Die Rauhnächte zwischen Weihnachten und Dreikönig gelten als besondere Zeit des Innehaltens, der Geschichten und kleinen Rituale. Aber wie nutzt man diese zwölf Nächte bewusst – ohne sich in komplizierten Anleitungen zu verlieren? Wir haben mit Stefanie Thanhäuser, Fachärztin für Neurologie und Expertin für Pflanzenwissen und Räucherkultur, gesprochen. Sie erklärt, welche Kräuter und Harze wirklich sinnvoll sind, wie man Rituale unkompliziert in den Alltag einbindet und warum die Rauhnächte auch heute noch eine Gelegenheit zum Innehalten bieten – wissenschaftlich fundiert und praxisnah.
Die Rauhnächte sind ja eine ganz besondere Zeit im Jahr. Welche Rituale empfiehlst du, um diese Zeit bewusst zu nutzen?

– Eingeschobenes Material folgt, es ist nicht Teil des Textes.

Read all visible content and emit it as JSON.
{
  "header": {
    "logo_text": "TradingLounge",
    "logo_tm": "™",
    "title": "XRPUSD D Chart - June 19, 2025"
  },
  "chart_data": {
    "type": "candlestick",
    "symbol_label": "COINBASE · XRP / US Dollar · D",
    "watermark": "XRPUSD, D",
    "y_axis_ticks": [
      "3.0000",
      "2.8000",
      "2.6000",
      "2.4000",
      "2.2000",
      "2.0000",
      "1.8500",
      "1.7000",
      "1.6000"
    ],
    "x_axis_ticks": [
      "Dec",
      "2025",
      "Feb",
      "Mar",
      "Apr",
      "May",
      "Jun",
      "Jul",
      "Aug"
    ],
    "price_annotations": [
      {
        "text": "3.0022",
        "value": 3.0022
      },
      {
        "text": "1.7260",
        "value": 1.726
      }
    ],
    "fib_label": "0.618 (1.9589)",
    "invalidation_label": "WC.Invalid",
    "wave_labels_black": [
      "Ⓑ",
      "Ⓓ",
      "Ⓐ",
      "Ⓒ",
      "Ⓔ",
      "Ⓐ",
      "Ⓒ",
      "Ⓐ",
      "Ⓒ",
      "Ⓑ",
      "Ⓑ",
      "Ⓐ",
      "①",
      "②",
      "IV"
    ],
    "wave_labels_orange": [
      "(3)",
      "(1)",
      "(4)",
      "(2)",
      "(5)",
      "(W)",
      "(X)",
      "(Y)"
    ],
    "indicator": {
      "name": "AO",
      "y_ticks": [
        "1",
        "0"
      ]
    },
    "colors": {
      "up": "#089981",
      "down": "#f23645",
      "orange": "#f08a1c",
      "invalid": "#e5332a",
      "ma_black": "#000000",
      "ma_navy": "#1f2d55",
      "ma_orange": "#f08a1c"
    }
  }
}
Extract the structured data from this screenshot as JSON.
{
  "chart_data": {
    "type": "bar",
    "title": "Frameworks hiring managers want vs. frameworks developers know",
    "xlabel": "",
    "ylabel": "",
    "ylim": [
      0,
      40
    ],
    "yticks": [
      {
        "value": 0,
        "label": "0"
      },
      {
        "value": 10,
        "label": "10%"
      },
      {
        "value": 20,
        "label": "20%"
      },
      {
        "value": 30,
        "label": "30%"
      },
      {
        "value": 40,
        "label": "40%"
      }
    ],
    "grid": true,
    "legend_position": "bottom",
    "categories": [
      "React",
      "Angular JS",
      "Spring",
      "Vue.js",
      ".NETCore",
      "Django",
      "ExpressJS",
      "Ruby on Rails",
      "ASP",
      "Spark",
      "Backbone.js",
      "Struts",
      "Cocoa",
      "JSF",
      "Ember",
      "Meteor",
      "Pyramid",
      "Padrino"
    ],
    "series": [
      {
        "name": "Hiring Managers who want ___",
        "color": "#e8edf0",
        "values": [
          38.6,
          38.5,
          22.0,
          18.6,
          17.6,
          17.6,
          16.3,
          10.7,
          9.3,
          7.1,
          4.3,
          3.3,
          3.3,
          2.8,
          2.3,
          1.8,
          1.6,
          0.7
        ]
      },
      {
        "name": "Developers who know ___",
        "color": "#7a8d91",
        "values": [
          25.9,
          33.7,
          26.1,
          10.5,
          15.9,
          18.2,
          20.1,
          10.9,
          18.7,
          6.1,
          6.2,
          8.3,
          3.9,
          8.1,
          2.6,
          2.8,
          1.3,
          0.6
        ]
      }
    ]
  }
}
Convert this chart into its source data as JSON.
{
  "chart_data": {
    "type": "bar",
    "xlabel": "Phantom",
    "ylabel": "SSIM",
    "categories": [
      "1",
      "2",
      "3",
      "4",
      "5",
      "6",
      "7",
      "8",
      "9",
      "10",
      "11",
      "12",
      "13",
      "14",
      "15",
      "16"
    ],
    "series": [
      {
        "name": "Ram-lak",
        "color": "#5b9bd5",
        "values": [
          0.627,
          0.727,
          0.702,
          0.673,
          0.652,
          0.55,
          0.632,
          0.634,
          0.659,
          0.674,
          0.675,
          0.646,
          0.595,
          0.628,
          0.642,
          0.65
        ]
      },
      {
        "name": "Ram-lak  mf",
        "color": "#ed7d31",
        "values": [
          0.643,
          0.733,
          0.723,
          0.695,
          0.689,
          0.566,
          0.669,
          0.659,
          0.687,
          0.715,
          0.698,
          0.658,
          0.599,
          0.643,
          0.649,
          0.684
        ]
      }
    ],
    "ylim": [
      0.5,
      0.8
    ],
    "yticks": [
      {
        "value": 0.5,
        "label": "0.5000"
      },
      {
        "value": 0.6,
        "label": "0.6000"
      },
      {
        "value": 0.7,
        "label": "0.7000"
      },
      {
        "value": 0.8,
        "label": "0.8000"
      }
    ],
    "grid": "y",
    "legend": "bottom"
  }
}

Stefanie Thanhäuser: Grundsätzlich würde ich jedem erstmal empfehlen es locker zu sehen. Rituale sollten für einen selbst sinnvoll sein und man sollte sich dabei wohl fühlen. Mittlerweile kursieren im Netz unendlich viele Anbieter für Rauhnachtsrituale und diverse teils sehr dogmatisch anmutende Anleitungen für jede der 12 Nächte. Häufig muss ich darüber schmunzeln, denn das meiste hiervon sind moderne Erfindungen, oder Interpretationen der Rauhnächte, vollgestopft mit komplizierten Abläufen und wurden so nicht durchgeführt.
Hast du ein Beispiel?
Das Ritual mit den 13 Wünschen ist eine moderne Erfindung. Hierbei schreibt man 13 Wünsche auf kleine Zettel, faltet sie und verbrennt sie, einen jeden Abend. Der letzte Zettel enthält den Wunsch, den man sich selbst erfüllen muss. Wir wissen natürlich, dass die meisten Menschen zu früheren Zeiten nicht lesen und schreiben konnten, schon gar nicht in den ländlichen Regionen. Gerne werden die Rituale auf keltische, oder germanische Bräuche zurückgeführt. Belegt ist dies jedoch nicht. Erschwerend kommt hinzu, dass sie uns keinerlei Niederschriften hinterlassen haben. Grundsätzlich kann man sagen, dass die Rauhnächte wohl sehr unterschiedlich zelebriert wurden, je nach Region und woran man geglaubt hat. Bei den einen zog Wotan über das Land, in anderen Regionen war es Frau Holle, oder die Percht. Daher würde ich einen stressfreien und individuellen Umgang mit den Rauhnächten empfehlen. Das schöne sind doch die Geschichten die sich darum ranken. Vielleicht beschäftigt man sich ein bisschen damit, oder liest den Kindern, oder dem Partner/ der Partnerin jeden Abend hierzu eine Geschichte vor. Dazu noch eine Kerze anzünden, Handy weg und mal 12 Tage einen Gang runter schalten. Denn was wir sicher wissen ist, dass die „Räder“ still standen in dieser Zeit. Es wurden nur die nötigsten Arbeiten verrichtet – und geräuchert wurde natürlich auch!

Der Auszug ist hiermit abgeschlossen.